Linkerhand schaue ich in einen terrassierten Garten, in dem, teilweise hinter alten Bäumen versteckt, eine lange, nicht ganz senkrechte Glaswand steht. Das ist, wie ich schon weiß, die Ostfassade der Stipendiatenwohnungen. Die Direktorin erläutert mir die Regeln des Hauses. Wir dürfen keine Besuche empfangen, Partner oder Kinder sollen nicht, wie sonst möglich und auch von mir eigentlich geplant, bei uns wohnen. Auch wir Stipendiaten sind angehalten, uns nicht in den Ateliers zu besuchen, im Garten dürfen wir uns aber sehen und was wir außerhalb der Villa tun, ist selbstredend unsere Sache. Die Regeln sind streng und, wie ich finde, teilweise befremdlich, denn ein wichtiger Sinn des Stipendiums besteht ja gerade in der Begegnung und im Austausch mit anderen Künstlern. Eine Öffnung des Hauses war jedoch zunächst nicht anders machbar.

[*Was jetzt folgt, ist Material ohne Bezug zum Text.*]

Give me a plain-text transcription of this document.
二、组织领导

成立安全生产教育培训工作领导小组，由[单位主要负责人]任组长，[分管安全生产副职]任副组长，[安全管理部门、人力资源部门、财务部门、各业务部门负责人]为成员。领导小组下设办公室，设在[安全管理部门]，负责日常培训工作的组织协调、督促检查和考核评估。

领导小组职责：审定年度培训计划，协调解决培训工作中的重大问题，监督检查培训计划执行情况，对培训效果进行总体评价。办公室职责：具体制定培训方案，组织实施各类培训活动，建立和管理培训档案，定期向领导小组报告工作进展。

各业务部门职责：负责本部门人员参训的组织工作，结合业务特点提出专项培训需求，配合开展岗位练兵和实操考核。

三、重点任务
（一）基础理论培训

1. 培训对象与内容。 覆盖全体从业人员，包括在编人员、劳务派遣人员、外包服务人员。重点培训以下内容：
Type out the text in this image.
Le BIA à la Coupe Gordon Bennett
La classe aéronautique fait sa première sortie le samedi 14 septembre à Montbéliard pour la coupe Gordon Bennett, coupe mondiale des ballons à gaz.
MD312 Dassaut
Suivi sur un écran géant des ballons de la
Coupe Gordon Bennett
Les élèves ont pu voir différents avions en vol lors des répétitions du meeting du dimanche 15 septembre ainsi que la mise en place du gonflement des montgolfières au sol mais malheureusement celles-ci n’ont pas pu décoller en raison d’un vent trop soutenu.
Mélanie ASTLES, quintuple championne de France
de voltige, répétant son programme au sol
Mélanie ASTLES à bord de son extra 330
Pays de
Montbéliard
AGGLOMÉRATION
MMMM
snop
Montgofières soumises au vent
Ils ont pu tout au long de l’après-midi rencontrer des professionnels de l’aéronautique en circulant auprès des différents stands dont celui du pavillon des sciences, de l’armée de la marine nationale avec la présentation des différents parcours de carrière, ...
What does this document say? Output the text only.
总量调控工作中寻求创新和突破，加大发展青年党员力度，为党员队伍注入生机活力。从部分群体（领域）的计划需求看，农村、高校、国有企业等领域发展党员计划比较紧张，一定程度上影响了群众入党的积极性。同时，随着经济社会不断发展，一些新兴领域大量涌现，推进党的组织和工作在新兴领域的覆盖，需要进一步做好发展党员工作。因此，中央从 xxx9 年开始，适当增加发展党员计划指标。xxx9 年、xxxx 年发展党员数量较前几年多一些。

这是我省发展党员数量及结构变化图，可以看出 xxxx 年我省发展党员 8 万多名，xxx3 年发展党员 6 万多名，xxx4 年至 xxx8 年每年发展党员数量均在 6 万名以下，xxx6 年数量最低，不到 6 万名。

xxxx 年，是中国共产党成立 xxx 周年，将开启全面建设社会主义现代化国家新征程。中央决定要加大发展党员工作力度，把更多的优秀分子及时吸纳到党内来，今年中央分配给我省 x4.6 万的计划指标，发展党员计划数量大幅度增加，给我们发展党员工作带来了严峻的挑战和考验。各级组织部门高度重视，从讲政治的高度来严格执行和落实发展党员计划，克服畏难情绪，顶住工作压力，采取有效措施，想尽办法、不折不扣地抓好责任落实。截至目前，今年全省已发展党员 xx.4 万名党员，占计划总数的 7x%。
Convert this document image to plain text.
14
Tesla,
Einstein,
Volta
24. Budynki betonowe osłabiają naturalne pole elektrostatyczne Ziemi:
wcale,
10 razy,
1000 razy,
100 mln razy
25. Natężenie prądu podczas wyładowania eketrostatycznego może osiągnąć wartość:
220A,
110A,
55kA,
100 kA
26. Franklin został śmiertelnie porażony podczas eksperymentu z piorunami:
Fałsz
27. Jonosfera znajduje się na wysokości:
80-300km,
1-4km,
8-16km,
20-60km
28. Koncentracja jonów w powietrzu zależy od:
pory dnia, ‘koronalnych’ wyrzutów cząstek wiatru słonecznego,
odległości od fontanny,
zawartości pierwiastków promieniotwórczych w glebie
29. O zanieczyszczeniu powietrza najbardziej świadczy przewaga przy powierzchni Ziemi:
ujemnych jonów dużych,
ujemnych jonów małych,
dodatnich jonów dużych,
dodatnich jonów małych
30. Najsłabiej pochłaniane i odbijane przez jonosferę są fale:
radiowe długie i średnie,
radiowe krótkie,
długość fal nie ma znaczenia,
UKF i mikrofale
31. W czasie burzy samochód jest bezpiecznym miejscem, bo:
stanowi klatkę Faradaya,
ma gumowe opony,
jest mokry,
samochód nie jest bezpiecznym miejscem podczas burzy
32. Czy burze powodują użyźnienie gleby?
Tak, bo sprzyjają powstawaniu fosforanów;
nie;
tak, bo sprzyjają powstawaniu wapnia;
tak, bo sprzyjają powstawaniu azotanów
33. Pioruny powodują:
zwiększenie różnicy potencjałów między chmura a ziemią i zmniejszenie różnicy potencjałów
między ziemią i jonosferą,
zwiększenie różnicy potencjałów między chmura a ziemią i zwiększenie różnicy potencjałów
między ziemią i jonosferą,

Nach einem netten Gespräch, das sich mehr um andere und angenehmere Dinge dreht als die Pandemie, folge ich der Direktorin in den Garten. Ein paar Stufen hinauf folgt ein im Freien gelegener Gang, der unsere Apartments erschließt. Sie wurden in den Neunzigern auf die mittlere Terrasse des Gartens gebaut – sechs seriell konzipierte Einheiten. Auf der Rückseite sind sie nicht mit Glas, sondern mit hellgrauen Paneelen verkleidet. In der oberen Etage kragen sechs Kuben vor, die sich an die mehrere Meter hohe Sandsteinmauer zu lehnen scheinen. Um ehrlich zu sein, lehnt die alte Mauer sich eher an den Neubau, sie hat an dieser Stelle einen ordentlichen Bauch bekommen, der mich nur theoretisch unbesorgt lässt.
Gleich das erste Apartment wird meines. Es ist im schlichten Stil der Neunziger bestimmt von Sichtbeton und Glas, den Boden bedeckt rotes, frisch versiegeltes Linoleum. Die Möbel sind aus hellem, unfurnierten Multiplex (wahrscheinlich Ahorn oder Birke). In einer Ecke führt eine dunkel mattierte, stählerne Wendeltreppe in den ersten Stock hinauf. Dort befinden sich auf einer Galerie Schlafzimmer und Bad. Es ist ein Bau aus einem Guss, architektonisch ausgewogen und geschmackvoll, dem barocken Koloss an seiner Seite durchaus angemessen.
Nach ein paar weiteren Erklärungen bleibe ich allein, stöpsele den Router ein, klappe den Koffer auf, schlüpfe aus den Schuhen. In der Glaswand befindet sich eine gläserne Tür, die ich vorerst noch nicht öffne. Ich blicke auf einen dicken Stamm, auf einen mit Splitt bestreuten Boden, eine barocke, figurenbestandene Balustrade, den unteren Rosengarten mit dem Springbrunnen, den linken Arm der Regnitz, die Fassaden der alten und viel kleineren Häuser gegenüber. Dort umkurven ein paar Radler geduldig ein Fußgängergrüppchen. Das wird meine Aussicht sein für die nächsten drei Monate, durch die Glaswand, hinter der ich noch tun kann, was ich will, wo keine Vorsicht geboten ist außer niemanden reinzulassen, wo ich sitzen und singen (im meinem Fall: schreiben) kann wie ein Vogel im Bauer des fürstlichen Gartens, und das, wenn ich will, aus voller Kehle.